The decision prompted an immediate debate about whether the decision was a logical extension of previous rulings or a dramatic change in how the court views the Fourth Amendment.

Dissenters said the opinion dramatically weakened the protections of the “exclusionary rule,” which enforces the Fourth Amendment and is meant to deter the police from breaking the law in order to obtain evidence against suspects. “The most serious impact of the court’s holding will be on innocent persons wrongfully arrested based on erroneous information in a computer data base,” Justice Ruth Bader Ginsburg wrote. She was joined by Justices John Paul Stevens, David Souter and Stephen Breyer.

She said the decision would give law enforcement great leeway in justifying arrests and little incentive to correct problems such as defective computer databases.

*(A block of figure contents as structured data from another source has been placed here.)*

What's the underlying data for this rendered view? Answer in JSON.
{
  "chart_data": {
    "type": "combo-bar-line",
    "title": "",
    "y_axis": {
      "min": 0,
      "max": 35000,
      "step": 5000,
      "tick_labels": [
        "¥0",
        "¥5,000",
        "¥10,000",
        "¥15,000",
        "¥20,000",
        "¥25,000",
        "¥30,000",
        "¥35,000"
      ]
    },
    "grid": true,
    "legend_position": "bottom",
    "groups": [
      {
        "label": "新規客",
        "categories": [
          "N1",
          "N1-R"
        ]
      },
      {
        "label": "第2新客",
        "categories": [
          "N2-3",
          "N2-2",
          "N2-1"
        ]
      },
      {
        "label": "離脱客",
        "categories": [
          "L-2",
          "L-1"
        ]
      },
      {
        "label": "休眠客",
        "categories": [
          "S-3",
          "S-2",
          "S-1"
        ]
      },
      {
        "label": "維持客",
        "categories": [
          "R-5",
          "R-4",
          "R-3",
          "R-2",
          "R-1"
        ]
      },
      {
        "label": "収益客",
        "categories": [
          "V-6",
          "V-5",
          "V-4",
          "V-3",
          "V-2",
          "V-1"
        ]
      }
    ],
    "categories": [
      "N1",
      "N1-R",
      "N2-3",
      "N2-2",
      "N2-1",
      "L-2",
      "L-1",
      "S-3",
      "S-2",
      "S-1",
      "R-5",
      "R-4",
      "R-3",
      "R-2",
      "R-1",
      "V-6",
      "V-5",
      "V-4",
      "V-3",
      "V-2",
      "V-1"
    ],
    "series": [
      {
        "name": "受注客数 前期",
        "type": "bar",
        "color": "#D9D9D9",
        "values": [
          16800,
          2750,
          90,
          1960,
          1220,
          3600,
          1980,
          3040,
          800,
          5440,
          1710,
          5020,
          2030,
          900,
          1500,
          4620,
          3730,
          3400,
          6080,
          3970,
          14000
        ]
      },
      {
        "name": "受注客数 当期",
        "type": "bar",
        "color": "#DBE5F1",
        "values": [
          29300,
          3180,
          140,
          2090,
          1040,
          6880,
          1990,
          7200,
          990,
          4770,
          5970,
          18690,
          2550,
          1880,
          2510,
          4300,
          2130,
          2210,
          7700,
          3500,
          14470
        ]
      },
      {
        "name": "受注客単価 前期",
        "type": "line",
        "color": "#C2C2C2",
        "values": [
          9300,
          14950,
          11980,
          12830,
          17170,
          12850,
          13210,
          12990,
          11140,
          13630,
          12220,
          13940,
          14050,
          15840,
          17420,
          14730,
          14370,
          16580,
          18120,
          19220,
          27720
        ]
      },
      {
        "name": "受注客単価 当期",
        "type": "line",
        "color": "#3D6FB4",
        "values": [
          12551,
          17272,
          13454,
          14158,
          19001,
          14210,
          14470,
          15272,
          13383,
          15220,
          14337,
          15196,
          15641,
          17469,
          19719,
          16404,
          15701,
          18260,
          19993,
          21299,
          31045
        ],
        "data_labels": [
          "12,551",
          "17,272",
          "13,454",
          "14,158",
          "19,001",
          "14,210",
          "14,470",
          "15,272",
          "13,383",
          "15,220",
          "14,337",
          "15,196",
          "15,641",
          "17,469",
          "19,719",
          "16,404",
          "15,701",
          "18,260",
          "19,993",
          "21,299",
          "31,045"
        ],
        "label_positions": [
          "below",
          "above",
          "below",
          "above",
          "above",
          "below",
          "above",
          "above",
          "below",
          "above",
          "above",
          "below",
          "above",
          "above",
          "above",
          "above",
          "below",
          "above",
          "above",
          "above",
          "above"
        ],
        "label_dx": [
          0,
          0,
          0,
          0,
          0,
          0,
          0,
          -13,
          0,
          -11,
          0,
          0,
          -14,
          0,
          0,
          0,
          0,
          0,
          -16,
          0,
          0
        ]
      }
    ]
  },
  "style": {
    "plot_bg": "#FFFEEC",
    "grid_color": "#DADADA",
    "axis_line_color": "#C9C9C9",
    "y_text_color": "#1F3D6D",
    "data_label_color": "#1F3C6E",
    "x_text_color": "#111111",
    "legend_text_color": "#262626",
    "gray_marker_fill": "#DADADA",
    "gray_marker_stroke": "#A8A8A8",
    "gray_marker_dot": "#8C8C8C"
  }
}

There is no dispute that it turned out officers in Coffee County, Ala., did not have cause to arrest Bennie Dean Herring in 2004, but they did not know it at the time. Herring was well-known to law enforcement, and when he showed up to retrieve something from his impounded truck, officers checked to see if there was an outstanding arrest warrant.

A clerk in a neighboring jurisdiction said there was. Officers promptly arrested him and then found methamphetamine in Herring’s pocket and a pistol — which as a felon he could not lawfully possess — in his truck. About 15 minutes later, the clerk called back to say the computer was mistaken and the warrant had been withdrawn months earlier.

Herring argued to lower courts that the evidence should have been suppressed because the rescinded warrant meant his arrest was illegal.

But Roberts wrote that the judicially created exclusionary rule did not provide that such evidence be automatically kept from juries. He said justices decided in 1995 that a similar computer mistake — in that case, attributable to judicial personnel — was a “good-faith” error that did not warrant throwing out an arrest.